仕方なく、その場所を別の人間に訊ねて、その場所に行ってみると。
「…城要素、全く無いわね」
と、誰かが心の声を漏らす。そこに在ったのは、巨大な宿屋だったからだ。確かに『眠り姫』ならそういう場所も似合うのかもしれないが……
とりあえず、行きましょうと梓が、扉を開けると────目の前に広がったのは、宿屋ではなく城内のそれだった。
空間を広げているのか、それとも別空間に繋げているのか、分からないが別空間に飛んだような気配もなかった為、おそらくだが前者だろう。そして、それは相当難度の高い事だ。国最高の魔法使いと言うのもあながち間違いではないのだろう。

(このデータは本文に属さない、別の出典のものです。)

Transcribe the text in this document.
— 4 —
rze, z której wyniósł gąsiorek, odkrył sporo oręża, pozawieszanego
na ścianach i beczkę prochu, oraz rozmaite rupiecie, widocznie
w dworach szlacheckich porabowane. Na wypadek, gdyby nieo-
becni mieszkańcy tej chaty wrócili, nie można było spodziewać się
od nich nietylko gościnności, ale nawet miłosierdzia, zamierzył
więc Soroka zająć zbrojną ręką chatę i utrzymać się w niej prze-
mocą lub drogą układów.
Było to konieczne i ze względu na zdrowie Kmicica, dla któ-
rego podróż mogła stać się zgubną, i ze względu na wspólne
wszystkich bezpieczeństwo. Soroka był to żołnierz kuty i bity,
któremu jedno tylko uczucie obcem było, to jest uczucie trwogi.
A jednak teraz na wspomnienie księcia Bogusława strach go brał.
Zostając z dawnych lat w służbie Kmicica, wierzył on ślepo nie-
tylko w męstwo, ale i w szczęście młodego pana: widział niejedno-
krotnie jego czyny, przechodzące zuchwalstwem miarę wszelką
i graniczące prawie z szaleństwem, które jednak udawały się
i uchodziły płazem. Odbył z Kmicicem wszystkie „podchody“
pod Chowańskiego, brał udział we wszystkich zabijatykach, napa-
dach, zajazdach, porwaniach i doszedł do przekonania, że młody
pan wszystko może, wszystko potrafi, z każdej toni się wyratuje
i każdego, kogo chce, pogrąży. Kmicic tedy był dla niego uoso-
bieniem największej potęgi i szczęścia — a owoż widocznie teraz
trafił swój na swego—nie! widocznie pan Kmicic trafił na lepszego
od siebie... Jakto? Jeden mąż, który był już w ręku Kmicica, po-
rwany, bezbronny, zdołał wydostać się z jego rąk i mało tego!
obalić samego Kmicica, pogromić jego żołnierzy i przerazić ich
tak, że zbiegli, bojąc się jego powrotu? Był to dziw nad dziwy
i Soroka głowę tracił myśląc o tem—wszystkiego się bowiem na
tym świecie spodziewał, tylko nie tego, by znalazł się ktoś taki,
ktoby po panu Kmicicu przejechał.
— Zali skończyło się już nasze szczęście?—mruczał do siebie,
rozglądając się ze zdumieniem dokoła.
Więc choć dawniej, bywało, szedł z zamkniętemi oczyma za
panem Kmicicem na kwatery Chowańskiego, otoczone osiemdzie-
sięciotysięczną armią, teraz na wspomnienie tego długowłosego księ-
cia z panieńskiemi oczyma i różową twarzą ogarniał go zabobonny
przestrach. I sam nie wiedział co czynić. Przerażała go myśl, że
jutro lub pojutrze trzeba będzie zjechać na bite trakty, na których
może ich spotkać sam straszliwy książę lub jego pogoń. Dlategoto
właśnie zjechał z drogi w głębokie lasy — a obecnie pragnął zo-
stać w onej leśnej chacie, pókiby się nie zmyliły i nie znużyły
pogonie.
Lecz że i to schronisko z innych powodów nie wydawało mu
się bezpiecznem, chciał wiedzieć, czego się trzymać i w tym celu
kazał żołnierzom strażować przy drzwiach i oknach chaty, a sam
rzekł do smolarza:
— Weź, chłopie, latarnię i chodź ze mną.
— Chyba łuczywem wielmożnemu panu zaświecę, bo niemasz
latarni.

ただ、不思議な事に人の気配が全く無い。少しは、警戒のために人を配置しておくのだが、そんな事は関係ないようだった。なぜなら─────
「あの扉、ってか一つしかないけど……」
だだっ広い廊下は、その両脇に庭園のような景色も見せているが、なぜか扉はその奥の一つだけだった。
その扉を、梓は静かに開け放つと、そこにあったのは大きな天蓋。その中で小さな寝息を立てている少女が一人、もぞもぞと動いている。
「ぁぅ…誰か、来た…ねむぃ」
起き上がると、なにやら準備をしているようで服を脱ぐような音も聞こえてきた。ぽいぽいと服が脱ぎ捨てられ、そのうちの一つがこちらに飛んできた。
「…白パン」
ひらひらと落ちてきたのは無地のパンツだった。来た人間が男性だったら一体どうなるのか、気にはなるが、今はアリスの用が先だ。
天蓋の中から、少女が出てくる。
「ん……おはよ。何にょ、用…?」
欠伸しながら言っている為、少しおかしく聞こえたが特に、問題は無いようだった。
「おねがい、が…あるの」
アリスが少女の目の前に出ると、少女の眠そうな目に意思が宿る。
「んみゅ…?あれ、アリス?でも、魔力は……?」
「貴女の、作った剣であってる」
どうやら、少女は剣が意思を持って動いている事に驚いているようだった。
そう、考えたのだが少女は、アリスをまだじっと見つめていて。
「そう、じゃない…何で、アリスの魔力に守られてる物があるの?」
その一言で、四人に驚きが走る。確かに今、明日香の記憶と魂はアリスの魔力によって守られているが、それを探知できるなんて普通の魔法使いどころか、梓でさえできない。
「お願い、があるの」
「ん~?内容によるかなぁ~」
少女は眠そうに瞳を擦っている。アリスの眠そうな表情は少女の表情が影響したのかもしれない。
「ますたーを、明日香を蘇らせて」
アリスの祈るような一言に、少女は考える事も無く笑顔で答える。